Plastics, plastics everywhere, breaking bit by bit

Saturday 10th January 2015

Here’s a really interesting story that is likely to keep on running: nautical-themed Lego pieces keep washing up on beaches in Cornwall and farther afield, nearly 18 years after the sinking of the Tokio Express container ship about 20 miles off Land’s End.  The losses included 62 containers, one of which was filled with nearly 5 million Lego pieces bound for New York.  The BBC News Magazine first covered the story back in July 2014: http://www.bbc.co.uk/news/magazine-28367198

An update has been published within the past few weeks, including a map of where the Lego pieces are being found (see image): http://www.bbc.co.uk/news/magazine-28582621

map of lego pieces

lego facebook page 2A Facebook page has even been set up to keep track of the finds (see image), some of which are likely related to the Tokio Express’s cargo, and others which may not be.  As yet, I have still to find any of the Lego pieces on Aberystwyth’s beaches but I’ll keep on looking …

This unplanned ‘experiment’ is akin to a controlled tracer exercise in geomorphology, whereby a collection of coloured pebbles are placed on a beach or in a river bed, and attempts are made to recover the pebbles at various intervals thereafter to see how far they have moved during tidal, wave or flood events. From this information, geomorphologists can learn much about the processes, patterns and rates of sediment movement in flowing water. Given that we can send manned missions to the Moon, control rovers on Mars, and even land instruments on comets more than 6 billion kilometres away (http://www.bbc.co.uk/news/science-environment-30069244), you would think that we would know most of what we need to about these fundamental processes.  Not so.  The mechanics of sediment movement in flowing water is exceptionally complex – just think of those countless billions of sediment particles of all shapes and sizes jostling and being jostled within highly turbulent waters – and still defeats the attempts by some of the best brains to model or predict the phenomenon with any great degree of accuracy.  So even basic field experiments – planned or unplanned – still provide useful information.  As the BBC articles outline, in the case of the Lego, oceanographers and coastal geomorphologists will be able to learn much about the vagaries of oceans currents and tides, adding to our knowledge about the poorly-known watery 70% of our planet.

Although a uniquely quirky case study, the Lego story is also illustrative of the larger debate about plastic pollution in the world’s oceans.  Large areas of the oceans have become known as ‘garbage patches’, the most infamous being the huge Pacific Garbage Patch, located half way between Hawaii and California (http://www.bbc.co.uk/news/magazine-29631332).  Were Samuel Taylor Coleridge’s ancient mariner and crew to be becalmed in this part of this ocean today, rather than complaining about a lack of drinking water, they may well have had reason to comment on all the shredded plastic bags, torn crisp packets, broken tupperware, bits of polysterene and numerous other plastic items swirling in the water column.
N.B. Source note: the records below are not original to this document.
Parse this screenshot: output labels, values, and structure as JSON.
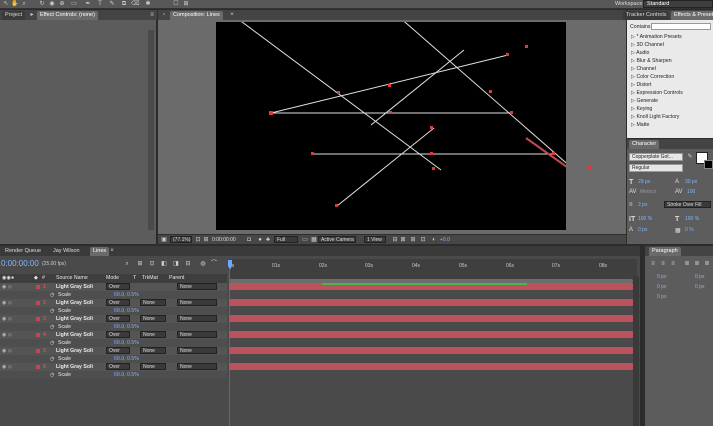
{
  "top": {
    "workspace_label": "Workspace:",
    "workspace_value": "Standard"
  },
  "left_panel": {
    "tabs": [
      "Project",
      "Effect Controls: (none)"
    ]
  },
  "comp_panel": {
    "tab": "Composition: Lines",
    "footer": {
      "zoom": "(77.1%)",
      "timecode": "0:00:00:00",
      "resolution": "Full",
      "camera": "Active Camera",
      "view": "1 View",
      "exposure": "+0.0"
    }
  },
  "effects_panel": {
    "tabs": [
      "Tracker Controls",
      "Effects & Presets"
    ],
    "search_label": "Contains:",
    "items": [
      "* Animation Presets",
      "3D Channel",
      "Audio",
      "Blur & Sharpen",
      "Channel",
      "Color Correction",
      "Distort",
      "Expression Controls",
      "Generate",
      "Keying",
      "Knoll Light Factory",
      "Matte"
    ]
  },
  "character_panel": {
    "tab": "Character",
    "font": "Copperplate Got...",
    "style": "Regular",
    "size": "29 px",
    "leading": "30 px",
    "tracking_label": "Metrics",
    "tracking": "100",
    "stroke_width": "2 px",
    "stroke_mode": "Stroke Over Fill",
    "vscale": "100 %",
    "hscale": "100 %",
    "baseline": "0 px",
    "tsume": "0 %"
  },
  "paragraph_panel": {
    "tab": "Paragraph",
    "fields": [
      "0 px",
      "0 px",
      "0 px",
      "0 px",
      "0 px"
    ]
  },
  "timeline": {
    "tabs": [
      "Render Queue",
      "Jay Wilson",
      "Lines"
    ],
    "timecode": "0:00:00:00",
    "fps": "(25.00 fps)",
    "columns": {
      "num": "#",
      "source": "Source Name",
      "mode": "Mode",
      "t": "T",
      "trkmat": "TrkMat",
      "parent": "Parent"
    },
    "ruler": [
      "0s",
      "01s",
      "02s",
      "03s",
      "04s",
      "05s",
      "06s",
      "07s",
      "08s"
    ],
    "layers": [
      {
        "num": "1",
        "name": "Light Gray Soli",
        "mode": "Over",
        "trkmat": "",
        "parent": "None",
        "prop": "Scale",
        "value": "69.0, 0.5%"
      },
      {
        "num": "2",
        "name": "Light Gray Soli",
        "mode": "Over",
        "trkmat": "None",
        "parent": "None",
        "prop": "Scale",
        "value": "69.0, 0.5%"
      },
      {
        "num": "3",
        "name": "Light Gray Soli",
        "mode": "Over",
        "trkmat": "None",
        "parent": "None",
        "prop": "Scale",
        "value": "69.0, 0.5%"
      },
      {
        "num": "4",
        "name": "Light Gray Soli",
        "mode": "Over",
        "trkmat": "None",
        "parent": "None",
        "prop": "Scale",
        "value": "69.0, 0.5%"
      },
      {
        "num": "5",
        "name": "Light Gray Soli",
        "mode": "Over",
        "trkmat": "None",
        "parent": "None",
        "prop": "Scale",
        "value": "69.0, 0.5%"
      },
      {
        "num": "6",
        "name": "Light Gray Soli",
        "mode": "Over",
        "trkmat": "None",
        "parent": "None",
        "prop": "Scale",
        "value": "69.0, 0.5%"
      }
    ]
  },
  "colors": {
    "layer_bar": "#bb535c",
    "work_area": "#49b54b",
    "playhead": "#d03a3a",
    "keyframe": "#e23a3a"
  }
}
Regardless of whether ‘plastic soup’ is a better term than ‘garbage patch’, the problem is the same: large quantities of industrial (‘man-made’) materials are entering natural systems. Plastics, ceramics, glass, metals, bricks … the list of manufactured items goes on and on.  Ocean plastic pollution thus is illustrative of a wider debate still: namely the extent of the legacy that our industrial age will leave behind for future generations.  Some of these industrial materials will degrade over time, simply returning the compounds and elements to the Earth.  Others will be buried more or less intact in sediments on the ocean floor or along beaches.  Others will transform, perhaps fusing with natural materials to form new types of rock (e.g. so-called ‘plastiglomerate’ on Hawaiian beaches – http://news.sciencemag.org/earth/2014/06/rocks-made-plastic-found-hawaiian-beach).  Others still will break down to smaller and smaller pieces but perhaps always remain in some form or other.  Physical breakdown of large plastic items to smaller and smaller pieces (collectively termed ‘microplastics’) is a particularly insidious problem, given the largely unknown implications for pollution of food chains.  Marine animals accidentally ingest some of the microplastics, which can fill the stomach and lead to death by starvation, and there is also the potential to affect higher trophic levels.  18 years after they were washed overboard and released to the ocean, some of the Lego pieces are washing up on beaches in Cornwall and farther afield in good condition.  But given 180 years, 1800 years, 18000 years or longer, into how many bits will these nearly 5 million Lego pieces fragment?